A mission-driven food business rivals medical science in extending human life, John Vincent, co-founder and CEO of food chain Leon, argued passionately.
He cited the $9 billion sale of Juno Therapeutics by his friend Hans Bishop, who pioneered a ground-breaking cure for one form of leukaemia, and early diagnostic blood testing. “Hans told me he’d rather be doing what I’m doing – telling people to exercise and eat vegetables,” Vincent explained. “All the work I’m doing, Hans said, I’d rather people ate veg and did some running.”
Vincent pointed out that where people live the longest – “blue zones” – there are few medical devices. People eat well, have positive relationships, and their immune system and gut microbes respond, bestowing longevity.
The problem, Vincent argued, was that we’ve come to associate winning with fighting.
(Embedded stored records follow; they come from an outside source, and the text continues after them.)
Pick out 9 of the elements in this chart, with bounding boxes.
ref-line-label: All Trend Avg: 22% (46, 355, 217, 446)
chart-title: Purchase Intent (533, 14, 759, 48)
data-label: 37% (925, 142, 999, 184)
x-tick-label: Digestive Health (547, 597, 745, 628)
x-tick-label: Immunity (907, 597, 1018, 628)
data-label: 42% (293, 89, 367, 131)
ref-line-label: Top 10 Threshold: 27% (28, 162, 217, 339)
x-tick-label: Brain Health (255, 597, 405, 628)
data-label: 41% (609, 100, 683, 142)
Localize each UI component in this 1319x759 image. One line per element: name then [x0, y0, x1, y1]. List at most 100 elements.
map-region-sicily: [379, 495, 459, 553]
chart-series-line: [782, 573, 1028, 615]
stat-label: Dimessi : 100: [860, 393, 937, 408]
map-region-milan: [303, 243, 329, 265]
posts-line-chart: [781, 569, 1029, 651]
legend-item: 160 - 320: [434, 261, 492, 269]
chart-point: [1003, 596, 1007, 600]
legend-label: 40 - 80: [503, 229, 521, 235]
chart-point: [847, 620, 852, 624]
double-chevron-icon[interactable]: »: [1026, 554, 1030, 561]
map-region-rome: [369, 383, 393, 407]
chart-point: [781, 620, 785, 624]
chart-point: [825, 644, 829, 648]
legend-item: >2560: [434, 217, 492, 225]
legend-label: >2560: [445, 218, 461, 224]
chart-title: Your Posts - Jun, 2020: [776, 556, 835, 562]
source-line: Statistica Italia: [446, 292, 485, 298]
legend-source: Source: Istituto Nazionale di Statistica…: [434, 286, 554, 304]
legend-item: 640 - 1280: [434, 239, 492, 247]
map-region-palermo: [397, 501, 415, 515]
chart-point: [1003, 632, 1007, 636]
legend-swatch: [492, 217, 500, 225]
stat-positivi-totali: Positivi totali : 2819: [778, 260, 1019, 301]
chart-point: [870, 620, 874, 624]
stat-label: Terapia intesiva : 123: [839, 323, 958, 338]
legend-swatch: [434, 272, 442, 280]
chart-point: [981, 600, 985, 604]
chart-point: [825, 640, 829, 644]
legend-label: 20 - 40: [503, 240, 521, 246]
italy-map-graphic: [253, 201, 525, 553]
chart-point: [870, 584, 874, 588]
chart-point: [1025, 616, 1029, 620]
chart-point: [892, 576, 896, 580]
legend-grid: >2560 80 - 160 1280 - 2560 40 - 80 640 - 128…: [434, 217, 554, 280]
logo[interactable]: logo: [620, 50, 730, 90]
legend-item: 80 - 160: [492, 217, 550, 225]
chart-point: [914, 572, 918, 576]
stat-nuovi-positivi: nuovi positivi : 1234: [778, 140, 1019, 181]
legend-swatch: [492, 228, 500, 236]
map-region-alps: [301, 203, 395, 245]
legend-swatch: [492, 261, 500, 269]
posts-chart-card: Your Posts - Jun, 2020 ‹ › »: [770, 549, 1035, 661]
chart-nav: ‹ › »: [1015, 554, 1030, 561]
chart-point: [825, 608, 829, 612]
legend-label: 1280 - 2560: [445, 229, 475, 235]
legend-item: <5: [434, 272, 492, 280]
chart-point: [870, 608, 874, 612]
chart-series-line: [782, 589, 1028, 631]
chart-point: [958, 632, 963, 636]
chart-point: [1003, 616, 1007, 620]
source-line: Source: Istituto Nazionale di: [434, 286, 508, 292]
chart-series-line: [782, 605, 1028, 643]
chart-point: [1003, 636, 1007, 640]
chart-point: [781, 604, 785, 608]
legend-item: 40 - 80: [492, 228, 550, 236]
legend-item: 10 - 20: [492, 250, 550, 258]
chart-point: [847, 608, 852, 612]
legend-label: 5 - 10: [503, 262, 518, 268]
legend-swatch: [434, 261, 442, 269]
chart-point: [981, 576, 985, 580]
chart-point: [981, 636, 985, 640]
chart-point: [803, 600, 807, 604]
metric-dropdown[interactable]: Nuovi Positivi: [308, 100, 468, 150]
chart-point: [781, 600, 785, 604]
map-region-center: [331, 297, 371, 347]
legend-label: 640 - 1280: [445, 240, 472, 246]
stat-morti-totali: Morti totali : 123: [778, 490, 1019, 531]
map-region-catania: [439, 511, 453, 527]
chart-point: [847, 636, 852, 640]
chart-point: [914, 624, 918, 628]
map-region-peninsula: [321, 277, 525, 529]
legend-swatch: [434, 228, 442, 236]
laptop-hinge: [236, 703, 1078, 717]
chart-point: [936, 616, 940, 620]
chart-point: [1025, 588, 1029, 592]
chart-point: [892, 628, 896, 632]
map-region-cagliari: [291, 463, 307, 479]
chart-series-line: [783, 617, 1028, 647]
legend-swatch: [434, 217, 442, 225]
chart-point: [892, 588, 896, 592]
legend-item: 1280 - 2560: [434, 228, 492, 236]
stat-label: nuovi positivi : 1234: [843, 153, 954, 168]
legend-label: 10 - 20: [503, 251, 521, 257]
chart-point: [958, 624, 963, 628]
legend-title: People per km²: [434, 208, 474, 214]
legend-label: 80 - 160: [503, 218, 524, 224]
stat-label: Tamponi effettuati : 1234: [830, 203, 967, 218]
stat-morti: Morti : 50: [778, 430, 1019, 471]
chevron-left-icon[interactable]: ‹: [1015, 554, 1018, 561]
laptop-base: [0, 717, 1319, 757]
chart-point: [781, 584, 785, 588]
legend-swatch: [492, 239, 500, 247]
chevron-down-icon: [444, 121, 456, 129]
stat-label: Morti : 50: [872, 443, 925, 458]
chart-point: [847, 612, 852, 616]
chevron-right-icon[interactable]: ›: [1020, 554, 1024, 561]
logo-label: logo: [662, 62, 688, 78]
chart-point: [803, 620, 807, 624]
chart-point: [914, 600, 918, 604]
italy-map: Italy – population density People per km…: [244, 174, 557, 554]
We fight cancer, fight for our love, fight for what we believe in: “War has become the pre-eminent metaphor that we use in business,” he suggested. “And yet John Scott, ex 2 Para who works for us, has such bad night terrors that when he visits my house, he has to sleep in a hammock 250 metres away because his nightmares can be so bad. How is war useful to us as a metaphor in business?” Vincent decried the idea of “targeting” customers – “Are they the enemy?” – and dismissed “aggressive” business plans. “What does that mean?” he asked. “Does it mean we drag the customers in by the hair?”
He preferred, he explained, his current assistant’s approach when working in the Leon restaurant on London’s Strand. “Her strategy to increase sales was to be nice to the customers and tell them what food they might like,” he shrugged.
To regain our right relationship with ourselves, each other and with the planet, he suggested, we should consider the four “gates” of the ancient Chinese martial art, Wing Chun. “Know yourself. Connect with others. Free yourself from the rubbish you have inherited that isn’t you. Regain wholeness,” he explained.
As we apply digital to our lives, he concluded, do we want to live in a blue zone, where there are no Fitbits but people live the longest lives – or do we want to live in America, where every third advert is for a medical device and people die sooner, and in greater pain?